Un collectif de près de 50 associations de défense de la démocratie ou de lutte contre la désinformation a exhorté les plus gros annonceurs sur Twitter (dont Coca-Cola, Google et Disney) à menacer Elon Musk de cesser toute publicité sur le réseau si jamais il "liquidait" la modération de contenus.
General Motors a déjà annoncé suspendre temporairement ses dépenses sur la plateforme.
Mercredi, Elon Musk a demandé dans un sondage à ses 113 millions d'abonnés si les annonceurs devraient "soutenir la liberté d'expression" ou "le politiquement correct".
Plusieurs associations de défense des minorités, craignant un regain d'abus (harcèlement, racisme, désinformation), appellent de leur côté à mieux policer l'application.

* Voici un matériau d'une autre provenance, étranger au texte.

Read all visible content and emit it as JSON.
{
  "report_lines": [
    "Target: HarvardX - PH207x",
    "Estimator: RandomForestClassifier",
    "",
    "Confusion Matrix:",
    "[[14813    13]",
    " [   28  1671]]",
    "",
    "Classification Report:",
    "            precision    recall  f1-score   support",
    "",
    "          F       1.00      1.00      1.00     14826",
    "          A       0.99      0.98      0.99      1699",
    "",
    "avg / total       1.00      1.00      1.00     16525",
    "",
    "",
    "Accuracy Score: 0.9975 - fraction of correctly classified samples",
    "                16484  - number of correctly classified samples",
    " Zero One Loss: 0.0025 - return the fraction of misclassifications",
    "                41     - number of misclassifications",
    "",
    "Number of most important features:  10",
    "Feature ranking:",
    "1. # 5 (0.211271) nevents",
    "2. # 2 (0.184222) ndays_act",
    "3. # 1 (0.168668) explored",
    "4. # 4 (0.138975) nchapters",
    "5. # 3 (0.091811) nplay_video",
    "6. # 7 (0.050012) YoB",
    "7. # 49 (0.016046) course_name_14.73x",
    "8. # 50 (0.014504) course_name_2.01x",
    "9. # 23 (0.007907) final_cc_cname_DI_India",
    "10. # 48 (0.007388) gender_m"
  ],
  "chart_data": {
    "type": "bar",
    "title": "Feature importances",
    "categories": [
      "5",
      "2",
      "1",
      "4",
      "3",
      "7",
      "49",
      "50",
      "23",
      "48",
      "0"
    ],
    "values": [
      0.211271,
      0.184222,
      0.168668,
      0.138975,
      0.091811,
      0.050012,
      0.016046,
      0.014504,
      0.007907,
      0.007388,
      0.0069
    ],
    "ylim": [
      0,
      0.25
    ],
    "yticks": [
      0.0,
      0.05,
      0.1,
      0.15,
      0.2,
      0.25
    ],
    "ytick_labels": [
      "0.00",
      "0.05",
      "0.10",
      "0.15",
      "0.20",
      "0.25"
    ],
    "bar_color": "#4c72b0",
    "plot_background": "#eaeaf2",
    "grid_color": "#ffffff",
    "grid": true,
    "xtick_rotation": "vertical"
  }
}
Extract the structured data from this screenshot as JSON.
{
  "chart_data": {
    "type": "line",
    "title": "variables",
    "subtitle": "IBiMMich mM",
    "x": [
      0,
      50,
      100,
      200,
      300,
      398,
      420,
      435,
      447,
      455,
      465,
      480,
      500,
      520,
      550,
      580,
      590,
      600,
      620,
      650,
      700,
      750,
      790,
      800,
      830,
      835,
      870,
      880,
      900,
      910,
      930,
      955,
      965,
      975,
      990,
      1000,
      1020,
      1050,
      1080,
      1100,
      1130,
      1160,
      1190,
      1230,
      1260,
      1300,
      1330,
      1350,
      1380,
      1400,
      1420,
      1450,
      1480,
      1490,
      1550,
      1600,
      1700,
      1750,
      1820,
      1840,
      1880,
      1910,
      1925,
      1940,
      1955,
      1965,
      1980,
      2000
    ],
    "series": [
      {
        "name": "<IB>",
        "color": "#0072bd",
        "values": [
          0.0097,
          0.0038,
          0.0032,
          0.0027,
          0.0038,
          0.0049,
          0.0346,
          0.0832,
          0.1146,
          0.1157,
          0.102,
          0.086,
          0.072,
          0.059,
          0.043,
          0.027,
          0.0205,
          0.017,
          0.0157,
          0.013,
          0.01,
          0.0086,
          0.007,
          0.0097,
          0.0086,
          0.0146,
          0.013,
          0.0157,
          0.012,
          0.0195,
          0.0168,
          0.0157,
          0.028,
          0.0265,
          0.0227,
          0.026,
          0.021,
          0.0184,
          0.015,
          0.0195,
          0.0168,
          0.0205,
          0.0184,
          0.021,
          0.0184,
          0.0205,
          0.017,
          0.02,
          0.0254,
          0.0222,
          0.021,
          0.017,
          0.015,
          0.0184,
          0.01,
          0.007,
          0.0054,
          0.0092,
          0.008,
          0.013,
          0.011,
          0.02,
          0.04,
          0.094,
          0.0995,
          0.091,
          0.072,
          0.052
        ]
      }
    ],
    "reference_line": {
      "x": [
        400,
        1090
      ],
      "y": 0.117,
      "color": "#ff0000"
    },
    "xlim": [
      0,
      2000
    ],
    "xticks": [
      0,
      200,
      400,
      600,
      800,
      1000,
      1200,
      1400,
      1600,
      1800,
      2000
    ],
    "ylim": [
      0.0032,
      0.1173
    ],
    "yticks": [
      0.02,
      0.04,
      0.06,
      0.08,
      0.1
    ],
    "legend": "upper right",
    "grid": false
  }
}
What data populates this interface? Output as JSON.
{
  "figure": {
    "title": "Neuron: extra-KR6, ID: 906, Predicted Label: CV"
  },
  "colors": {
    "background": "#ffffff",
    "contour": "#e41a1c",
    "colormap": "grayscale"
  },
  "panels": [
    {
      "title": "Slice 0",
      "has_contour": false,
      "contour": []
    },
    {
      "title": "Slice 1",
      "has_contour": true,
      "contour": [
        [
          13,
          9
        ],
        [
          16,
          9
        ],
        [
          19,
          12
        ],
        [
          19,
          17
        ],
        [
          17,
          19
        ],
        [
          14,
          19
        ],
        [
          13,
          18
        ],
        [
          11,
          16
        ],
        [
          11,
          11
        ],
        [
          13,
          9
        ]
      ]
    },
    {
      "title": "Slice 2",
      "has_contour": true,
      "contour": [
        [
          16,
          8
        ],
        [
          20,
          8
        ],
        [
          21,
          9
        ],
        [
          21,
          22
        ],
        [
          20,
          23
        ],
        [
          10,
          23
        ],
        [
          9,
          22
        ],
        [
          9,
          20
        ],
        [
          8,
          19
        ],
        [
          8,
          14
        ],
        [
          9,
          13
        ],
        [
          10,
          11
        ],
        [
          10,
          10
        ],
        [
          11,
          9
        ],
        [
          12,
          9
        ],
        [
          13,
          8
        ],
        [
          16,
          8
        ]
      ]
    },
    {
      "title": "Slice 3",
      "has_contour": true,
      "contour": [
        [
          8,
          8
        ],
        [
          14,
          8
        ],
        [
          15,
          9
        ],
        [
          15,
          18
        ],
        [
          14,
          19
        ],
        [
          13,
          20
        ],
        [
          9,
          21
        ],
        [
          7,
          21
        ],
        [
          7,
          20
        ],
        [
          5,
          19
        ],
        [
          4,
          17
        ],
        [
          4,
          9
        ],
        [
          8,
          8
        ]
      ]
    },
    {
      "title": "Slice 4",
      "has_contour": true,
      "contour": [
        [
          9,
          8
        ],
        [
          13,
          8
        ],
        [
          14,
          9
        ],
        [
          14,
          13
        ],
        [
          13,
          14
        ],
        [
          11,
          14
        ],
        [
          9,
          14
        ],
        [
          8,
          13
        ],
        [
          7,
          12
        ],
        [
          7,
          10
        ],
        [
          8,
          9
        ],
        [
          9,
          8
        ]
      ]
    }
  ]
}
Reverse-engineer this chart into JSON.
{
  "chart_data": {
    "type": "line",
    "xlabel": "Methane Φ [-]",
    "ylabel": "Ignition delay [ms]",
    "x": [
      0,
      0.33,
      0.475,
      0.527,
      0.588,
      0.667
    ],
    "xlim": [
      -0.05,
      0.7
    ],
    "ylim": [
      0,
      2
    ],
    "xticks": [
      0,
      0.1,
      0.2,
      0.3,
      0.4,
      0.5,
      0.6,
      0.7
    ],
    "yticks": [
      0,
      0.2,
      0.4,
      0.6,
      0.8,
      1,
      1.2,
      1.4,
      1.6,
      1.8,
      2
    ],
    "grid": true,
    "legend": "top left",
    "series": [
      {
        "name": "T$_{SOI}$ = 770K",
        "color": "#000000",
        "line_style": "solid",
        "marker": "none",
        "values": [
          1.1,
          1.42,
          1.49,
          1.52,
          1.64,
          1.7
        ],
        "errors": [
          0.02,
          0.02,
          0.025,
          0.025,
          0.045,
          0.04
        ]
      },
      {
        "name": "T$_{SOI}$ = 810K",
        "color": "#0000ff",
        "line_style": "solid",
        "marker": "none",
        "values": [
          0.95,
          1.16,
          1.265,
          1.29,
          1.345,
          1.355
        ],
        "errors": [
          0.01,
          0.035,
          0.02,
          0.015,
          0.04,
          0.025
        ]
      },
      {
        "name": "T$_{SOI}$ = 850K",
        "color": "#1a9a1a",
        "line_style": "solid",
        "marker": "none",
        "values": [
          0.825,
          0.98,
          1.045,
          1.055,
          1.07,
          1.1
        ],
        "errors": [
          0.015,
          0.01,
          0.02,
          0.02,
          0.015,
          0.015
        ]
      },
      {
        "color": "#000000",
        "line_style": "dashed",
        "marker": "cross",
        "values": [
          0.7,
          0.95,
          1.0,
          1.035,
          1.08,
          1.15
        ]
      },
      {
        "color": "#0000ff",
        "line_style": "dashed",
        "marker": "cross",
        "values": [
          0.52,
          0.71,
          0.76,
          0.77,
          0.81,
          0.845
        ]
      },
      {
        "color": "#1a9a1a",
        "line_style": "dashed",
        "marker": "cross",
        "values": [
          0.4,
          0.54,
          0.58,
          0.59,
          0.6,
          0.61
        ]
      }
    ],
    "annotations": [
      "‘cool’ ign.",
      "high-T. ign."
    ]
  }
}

"Les discours de haine sous couvert de +liberté d'expression+ sont inacceptables", a tweeté la chanteuse afro-américaine Toni Braxton, annonçant qu'elle quittait la plateforme. "Twitter n'est plus un endroit sûr pour moi, mes fils et d'autres personnes des minorités".
Pour certains ultraconservateurs, au contraire, la libéralisation ne va pas assez vite. L'éditorialiste Benny Johnson demande ainsi à Elon Musk de licencier des cadres de Twitter qui ont "censuré" certains sujets pour "restaurer la confiance du public".
"Être attaqué aussi bien par la gauche que par la droite, c'est bon signe", a plaisanté le fantasque dirigeant.
- Désinformation -
"Il est convaincu que les discours des conservateurs sont censurés sur Twitter, alors que les études prouvent que ce n'est pas le cas", remarque Suzanne Nossel.
Elle espère qu'il va revenir sur cette fausse hypothèse et comprendre "pourquoi nous accordons de la valeur à la liberté d'expression", comme la capacité de dialoguer, de persuader et de faire émerger des idées intéressantes.
"Quand une place publique est noyée sous la désinformation, qu'on ne peut plus faire la part du vrai et du faux et que les gens se détachent parce qu'ils ne trouvent pas d'informations valables... alors les bénéfices de la liberté d'expression disparaissent", élabore-t-elle.
Sur le principe, Elon Musk semble en accord avec cette approche.
"Notre but est de faire de Twitter la source d'information la plus fiable sur Terre, quelle que soit l'affiliation politique", a-t-il déclaré mercredi, vantant les mérites de "Birdwatch", un programme de Twitter qui permet d'adosser à des messages disputés du contexte rédigé par des contributeurs indépendants.
La Maison Blanche a ainsi retiré mercredi un tweet qui vantait la hausse des retraites grâce à Joe Biden, alors que la note de contexte rappelait le rôle joué par une loi de 1972 sur les pensions.
Mais dimanche, Elon Musk a relayé une théorie du complot sur l'agression du mari de Nancy Pelosi, la cheffe des démocrates au Congrès. Il a lui-même supprimé son tweet par la suite.